The enduring spirit of the people of Maui is captured in the documentary that Warshawski is completing about “Bully” Kotter, a surfing instructor who lost his home in the fires.

Among them is a surfing instructor, Robert “Bully” Kotter, who lived in Lahaina and who, prior to the fire, Warshawski profiled for a short film. The idea behind the film was how, during the COVID pandemic, the surfer taught young people an appreciation for the sport and for the ocean waters that surround the island, as a way of helping them through the troubles caused by the virus.

I think the whole island is still in shock. It’s kind of a nightmare that you wake up to every day. We have a lot of friends who live there and lost everything. What’s more traumatic about it, I think, is that people were trapped in the way that it happened. There have been small fires on Maui before. There are fires in Hawaii all the time. But for this magnitude of catastrophe is just hard to grasp.
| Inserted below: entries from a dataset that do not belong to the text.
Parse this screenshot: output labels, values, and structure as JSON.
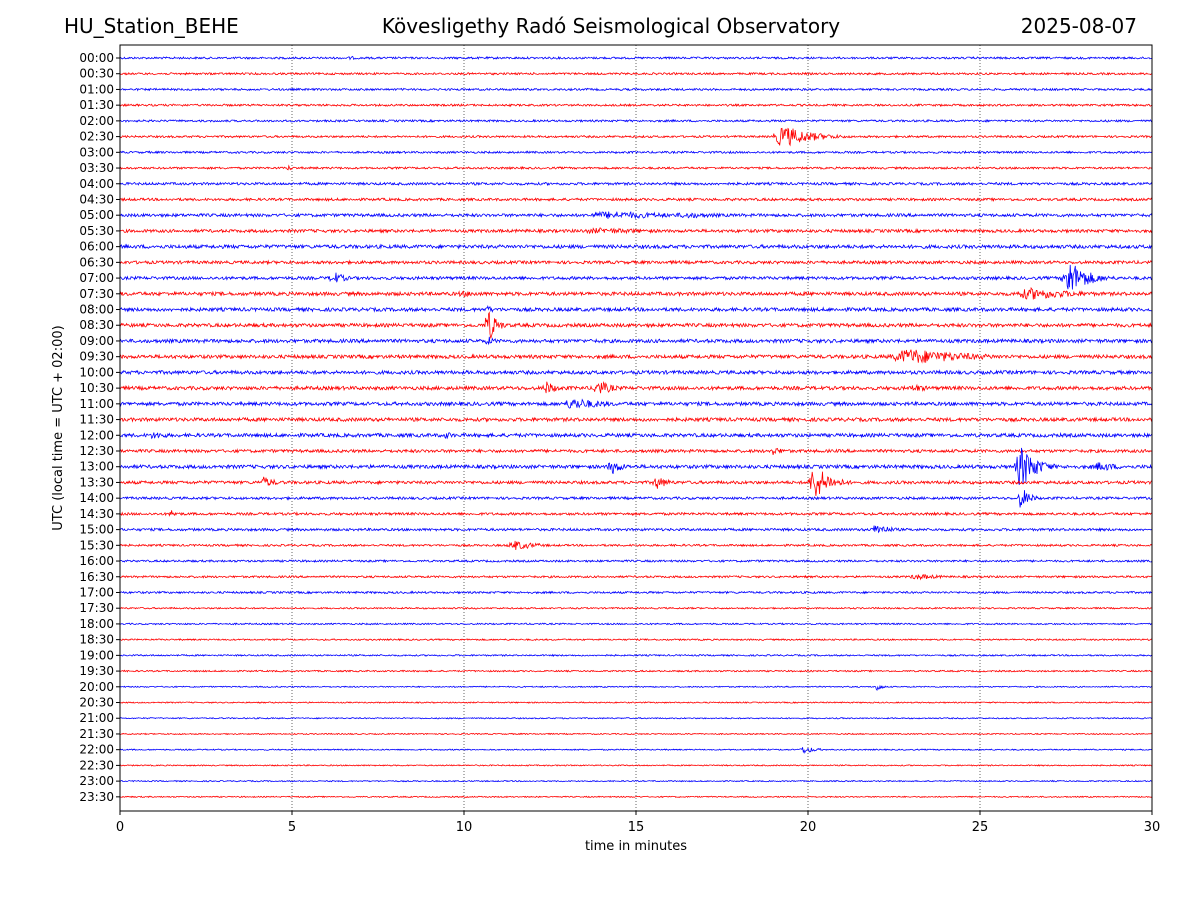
{
  "header": {
    "station": "HU_Station_BEHE",
    "observatory": "Kövesligethy Radó Seismological Observatory",
    "date": "2025-08-07"
  },
  "chart_data": {
    "type": "line",
    "title": "Kövesligethy Radó Seismological Observatory",
    "xlabel": "time in minutes",
    "ylabel": "UTC (local time = UTC + 02:00)",
    "xlim": [
      0,
      30
    ],
    "xticks": [
      0,
      5,
      10,
      15,
      20,
      25,
      30
    ],
    "grid": "vertical dotted at x ticks",
    "colors": [
      "#0000ff",
      "#ff0000"
    ],
    "rows": [
      {
        "label": "00:00",
        "color": "#0000ff",
        "noise": 2,
        "events": [
          [
            6.7,
            2,
            0.2
          ]
        ]
      },
      {
        "label": "00:30",
        "color": "#ff0000",
        "noise": 2,
        "events": []
      },
      {
        "label": "01:00",
        "color": "#0000ff",
        "noise": 2,
        "events": []
      },
      {
        "label": "01:30",
        "color": "#ff0000",
        "noise": 2,
        "events": []
      },
      {
        "label": "02:00",
        "color": "#0000ff",
        "noise": 2,
        "events": []
      },
      {
        "label": "02:30",
        "color": "#ff0000",
        "noise": 2,
        "events": [
          [
            19.3,
            11,
            0.8
          ]
        ]
      },
      {
        "label": "03:00",
        "color": "#0000ff",
        "noise": 2,
        "events": []
      },
      {
        "label": "03:30",
        "color": "#ff0000",
        "noise": 2,
        "events": [
          [
            4.9,
            3,
            0.1
          ],
          [
            23.5,
            2,
            0.2
          ]
        ]
      },
      {
        "label": "04:00",
        "color": "#0000ff",
        "noise": 2.5,
        "events": []
      },
      {
        "label": "04:30",
        "color": "#ff0000",
        "noise": 2.5,
        "events": []
      },
      {
        "label": "05:00",
        "color": "#0000ff",
        "noise": 3,
        "events": [
          [
            14.3,
            4,
            2.5
          ],
          [
            16.5,
            3,
            1.5
          ]
        ]
      },
      {
        "label": "05:30",
        "color": "#ff0000",
        "noise": 3,
        "events": [
          [
            14,
            3,
            2.5
          ]
        ]
      },
      {
        "label": "06:00",
        "color": "#0000ff",
        "noise": 3.5,
        "events": []
      },
      {
        "label": "06:30",
        "color": "#ff0000",
        "noise": 3,
        "events": []
      },
      {
        "label": "07:00",
        "color": "#0000ff",
        "noise": 3,
        "events": [
          [
            6.2,
            7,
            0.3
          ],
          [
            27.6,
            18,
            0.5
          ]
        ]
      },
      {
        "label": "07:30",
        "color": "#ff0000",
        "noise": 3.5,
        "events": [
          [
            10,
            3,
            1
          ],
          [
            26.5,
            6,
            1.5
          ]
        ]
      },
      {
        "label": "08:00",
        "color": "#0000ff",
        "noise": 3.5,
        "events": [
          [
            10.7,
            5,
            0.1
          ]
        ]
      },
      {
        "label": "08:30",
        "color": "#ff0000",
        "noise": 3.5,
        "events": [
          [
            10.7,
            18,
            0.2
          ]
        ]
      },
      {
        "label": "09:00",
        "color": "#0000ff",
        "noise": 3.5,
        "events": [
          [
            10.7,
            5,
            0.2
          ]
        ]
      },
      {
        "label": "09:30",
        "color": "#ff0000",
        "noise": 3.5,
        "events": [
          [
            23,
            8,
            1.8
          ]
        ]
      },
      {
        "label": "10:00",
        "color": "#0000ff",
        "noise": 3.5,
        "events": []
      },
      {
        "label": "10:30",
        "color": "#ff0000",
        "noise": 3.5,
        "events": [
          [
            12.4,
            7,
            0.3
          ],
          [
            13.9,
            8,
            0.4
          ],
          [
            23.1,
            4,
            0.5
          ]
        ]
      },
      {
        "label": "11:00",
        "color": "#0000ff",
        "noise": 3.5,
        "events": [
          [
            13.2,
            6,
            1.0
          ]
        ]
      },
      {
        "label": "11:30",
        "color": "#ff0000",
        "noise": 3.5,
        "events": []
      },
      {
        "label": "12:00",
        "color": "#0000ff",
        "noise": 3.5,
        "events": [
          [
            1,
            4,
            0.5
          ],
          [
            9.5,
            4,
            0.2
          ]
        ]
      },
      {
        "label": "12:30",
        "color": "#ff0000",
        "noise": 3,
        "events": [
          [
            19,
            4,
            0.4
          ]
        ]
      },
      {
        "label": "13:00",
        "color": "#0000ff",
        "noise": 3.5,
        "events": [
          [
            14.3,
            8,
            0.3
          ],
          [
            26.2,
            22,
            0.4
          ],
          [
            28.5,
            5,
            0.6
          ]
        ]
      },
      {
        "label": "13:30",
        "color": "#ff0000",
        "noise": 3,
        "events": [
          [
            4.2,
            6,
            0.3
          ],
          [
            15.6,
            7,
            0.3
          ],
          [
            20.2,
            18,
            0.4
          ]
        ]
      },
      {
        "label": "14:00",
        "color": "#0000ff",
        "noise": 2.5,
        "events": [
          [
            26.2,
            12,
            0.2
          ]
        ]
      },
      {
        "label": "14:30",
        "color": "#ff0000",
        "noise": 2.5,
        "events": [
          [
            1.5,
            4,
            0.2
          ]
        ]
      },
      {
        "label": "15:00",
        "color": "#0000ff",
        "noise": 2.5,
        "events": [
          [
            22,
            6,
            0.4
          ]
        ]
      },
      {
        "label": "15:30",
        "color": "#ff0000",
        "noise": 2,
        "events": [
          [
            11.5,
            5,
            0.6
          ]
        ]
      },
      {
        "label": "16:00",
        "color": "#0000ff",
        "noise": 2,
        "events": []
      },
      {
        "label": "16:30",
        "color": "#ff0000",
        "noise": 2,
        "events": [
          [
            23.2,
            3,
            0.8
          ]
        ]
      },
      {
        "label": "17:00",
        "color": "#0000ff",
        "noise": 2,
        "events": []
      },
      {
        "label": "17:30",
        "color": "#ff0000",
        "noise": 1.5,
        "events": []
      },
      {
        "label": "18:00",
        "color": "#0000ff",
        "noise": 1.5,
        "events": []
      },
      {
        "label": "18:30",
        "color": "#ff0000",
        "noise": 1.5,
        "events": []
      },
      {
        "label": "19:00",
        "color": "#0000ff",
        "noise": 1.5,
        "events": []
      },
      {
        "label": "19:30",
        "color": "#ff0000",
        "noise": 1.5,
        "events": []
      },
      {
        "label": "20:00",
        "color": "#0000ff",
        "noise": 1.2,
        "events": [
          [
            22,
            5,
            0.1
          ]
        ]
      },
      {
        "label": "20:30",
        "color": "#ff0000",
        "noise": 1.2,
        "events": []
      },
      {
        "label": "21:00",
        "color": "#0000ff",
        "noise": 1.2,
        "events": []
      },
      {
        "label": "21:30",
        "color": "#ff0000",
        "noise": 1.2,
        "events": []
      },
      {
        "label": "22:00",
        "color": "#0000ff",
        "noise": 1.2,
        "events": [
          [
            19.9,
            4,
            0.3
          ]
        ]
      },
      {
        "label": "22:30",
        "color": "#ff0000",
        "noise": 1.2,
        "events": []
      },
      {
        "label": "23:00",
        "color": "#0000ff",
        "noise": 1.2,
        "events": []
      },
      {
        "label": "23:30",
        "color": "#ff0000",
        "noise": 1.2,
        "events": []
      }
    ]
  }
}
Now, he is in trouble. The fire consumed all of his possessions and he is homeless. A short clip from the documentary was shown on a recent broadcast of ABC’s “Good Morning, America” and she is struggling to update the film she made to give others some idea of how the tragic fire has interrupted the lives of those who, until now, had been so generous to others.

“There’s just a big sense of uncertainty and anxiety. It’s a really difficult mix,” Warshawski says. “And at the same time, there’s a lot of good happening. The community has really come together. I mean, we pretty much dropped everything that we were doing, everything that was normal life when this happened, and now we’re trying to figure out how to get back to some sense of normalcy.”

Despite the destruction, Warshawski and her husband aren’t going anywhere. The experience of living through the last month when so many have spent day after day helping others, providing food and shelter, and care for families and their children, have convinced them that this is a community they have no intention of abandoning.

As she approaches these High Holidays, what she has seen in the generosity of her neighbors has provided her with a rich spiritual sense of gratitude.

“Even though we’ve been through this immense catastrophe,” Warshawski says, “we have also been reminded of how good people can be.”